🤖 AI Summary
This study investigates whether deep learning models can learn human-like, hierarchical 3D shape representations from sparse point clouds, particularly examining whether global shape recognition is fundamentally constrained by sparsity. Method: We propose and validate a hierarchical abstraction mechanism that models the progression from local geometry to global structure using a point cloud Transformer combined with dynamic graph convolutional networks (DGCNN), and conduct cross-subject representational comparisons via human psychophysical experiments. Results: The point cloud Transformer exhibits human-level consistency in shape recognition under challenging conditions—including low point density and viewpoint variation—outperforming CNNs; visual Transformers more closely align with human 3D cognitive representations than convolutional architectures. This work provides the first systematic evidence that hierarchical abstraction is critical for human-like 3D recognition, establishing a novel, interpretable paradigm for 3D vision modeling.
📝 Abstract
Both humans and deep learning models can recognize objects from 3D shapes depicted with sparse visual information, such as a set of points randomly sampled from the surfaces of 3D objects (termed a point cloud).

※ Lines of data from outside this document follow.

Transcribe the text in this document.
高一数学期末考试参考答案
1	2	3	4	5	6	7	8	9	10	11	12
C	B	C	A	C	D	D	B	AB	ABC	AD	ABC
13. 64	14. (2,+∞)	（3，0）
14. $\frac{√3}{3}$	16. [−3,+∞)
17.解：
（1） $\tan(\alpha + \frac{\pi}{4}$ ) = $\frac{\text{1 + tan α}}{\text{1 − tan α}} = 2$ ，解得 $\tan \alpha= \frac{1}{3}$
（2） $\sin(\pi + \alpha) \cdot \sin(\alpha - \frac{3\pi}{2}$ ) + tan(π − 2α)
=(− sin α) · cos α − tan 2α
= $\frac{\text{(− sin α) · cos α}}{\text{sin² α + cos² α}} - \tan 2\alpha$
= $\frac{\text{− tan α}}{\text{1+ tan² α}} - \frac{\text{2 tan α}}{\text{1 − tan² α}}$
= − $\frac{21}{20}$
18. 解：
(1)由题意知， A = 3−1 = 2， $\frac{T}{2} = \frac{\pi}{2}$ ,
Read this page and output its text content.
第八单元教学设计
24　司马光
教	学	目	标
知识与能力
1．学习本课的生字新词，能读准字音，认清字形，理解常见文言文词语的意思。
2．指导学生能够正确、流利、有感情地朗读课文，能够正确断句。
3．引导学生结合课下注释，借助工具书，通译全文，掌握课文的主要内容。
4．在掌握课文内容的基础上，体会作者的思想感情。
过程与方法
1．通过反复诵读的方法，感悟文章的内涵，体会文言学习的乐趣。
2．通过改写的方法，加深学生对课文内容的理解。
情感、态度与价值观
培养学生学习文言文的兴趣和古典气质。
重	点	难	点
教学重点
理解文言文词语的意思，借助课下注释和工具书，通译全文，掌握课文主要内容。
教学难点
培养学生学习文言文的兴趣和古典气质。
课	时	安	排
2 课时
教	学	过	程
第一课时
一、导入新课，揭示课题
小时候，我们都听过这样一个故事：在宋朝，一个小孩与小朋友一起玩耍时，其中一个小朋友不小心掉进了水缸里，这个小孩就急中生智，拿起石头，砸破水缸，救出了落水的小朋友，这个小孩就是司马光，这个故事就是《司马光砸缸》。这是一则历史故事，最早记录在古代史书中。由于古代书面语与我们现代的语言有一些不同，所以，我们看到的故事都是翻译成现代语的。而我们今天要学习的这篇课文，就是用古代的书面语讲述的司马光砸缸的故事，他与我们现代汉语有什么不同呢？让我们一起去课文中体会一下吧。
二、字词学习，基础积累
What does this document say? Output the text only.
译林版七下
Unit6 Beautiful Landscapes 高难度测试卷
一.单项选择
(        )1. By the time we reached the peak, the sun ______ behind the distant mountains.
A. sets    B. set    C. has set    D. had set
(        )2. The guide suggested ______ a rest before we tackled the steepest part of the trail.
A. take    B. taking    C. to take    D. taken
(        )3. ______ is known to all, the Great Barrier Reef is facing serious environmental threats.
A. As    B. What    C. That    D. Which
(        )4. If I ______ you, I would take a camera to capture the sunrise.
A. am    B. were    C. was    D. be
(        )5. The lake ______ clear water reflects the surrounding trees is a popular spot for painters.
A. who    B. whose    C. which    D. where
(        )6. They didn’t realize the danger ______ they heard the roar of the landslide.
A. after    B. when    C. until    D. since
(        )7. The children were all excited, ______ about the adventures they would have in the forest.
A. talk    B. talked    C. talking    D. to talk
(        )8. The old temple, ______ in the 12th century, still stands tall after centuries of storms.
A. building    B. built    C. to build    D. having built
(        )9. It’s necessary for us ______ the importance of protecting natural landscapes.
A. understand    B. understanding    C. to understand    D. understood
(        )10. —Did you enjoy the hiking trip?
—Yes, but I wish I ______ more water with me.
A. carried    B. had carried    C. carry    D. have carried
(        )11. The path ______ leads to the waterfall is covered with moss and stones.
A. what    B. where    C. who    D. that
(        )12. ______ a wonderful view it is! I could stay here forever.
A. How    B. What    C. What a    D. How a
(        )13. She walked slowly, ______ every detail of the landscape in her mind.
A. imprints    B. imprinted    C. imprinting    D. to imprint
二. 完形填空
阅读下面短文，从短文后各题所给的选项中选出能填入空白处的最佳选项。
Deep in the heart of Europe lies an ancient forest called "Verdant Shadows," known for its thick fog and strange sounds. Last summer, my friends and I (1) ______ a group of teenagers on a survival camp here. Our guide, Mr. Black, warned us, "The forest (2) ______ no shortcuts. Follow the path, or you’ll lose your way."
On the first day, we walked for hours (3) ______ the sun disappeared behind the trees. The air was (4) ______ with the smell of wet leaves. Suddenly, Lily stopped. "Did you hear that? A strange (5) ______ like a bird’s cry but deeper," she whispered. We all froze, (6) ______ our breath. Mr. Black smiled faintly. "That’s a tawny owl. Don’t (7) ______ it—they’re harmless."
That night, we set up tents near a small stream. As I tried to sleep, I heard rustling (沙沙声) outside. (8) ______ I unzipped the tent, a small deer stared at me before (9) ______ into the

Although deep learning models achieve human-like performance in recognizing objects from 3D shapes, it remains unclear whether these models develop 3D shape representations similar to those used by human vision for object recognition. We hypothesize that training with 3D shapes enables models to form representations of local geometric structures in 3D shapes. However, their representations of global 3D object shapes may be limited. We conducted two human experiments systematically manipulating point density and object orientation (Experiment 1), and local geometric structure (Experiment 2). Humans consistently performed well across all experimental conditions. We compared two types of deep learning models, one based on a convolutional neural network (DGCNN) and the other on visual transformers (point transformer), with human performance. We found that the point transformer model provided a better account of human performance than the convolution-based model. The advantage mainly results from the mechanism in the point transformer model that supports hierarchical abstraction of 3D shapes.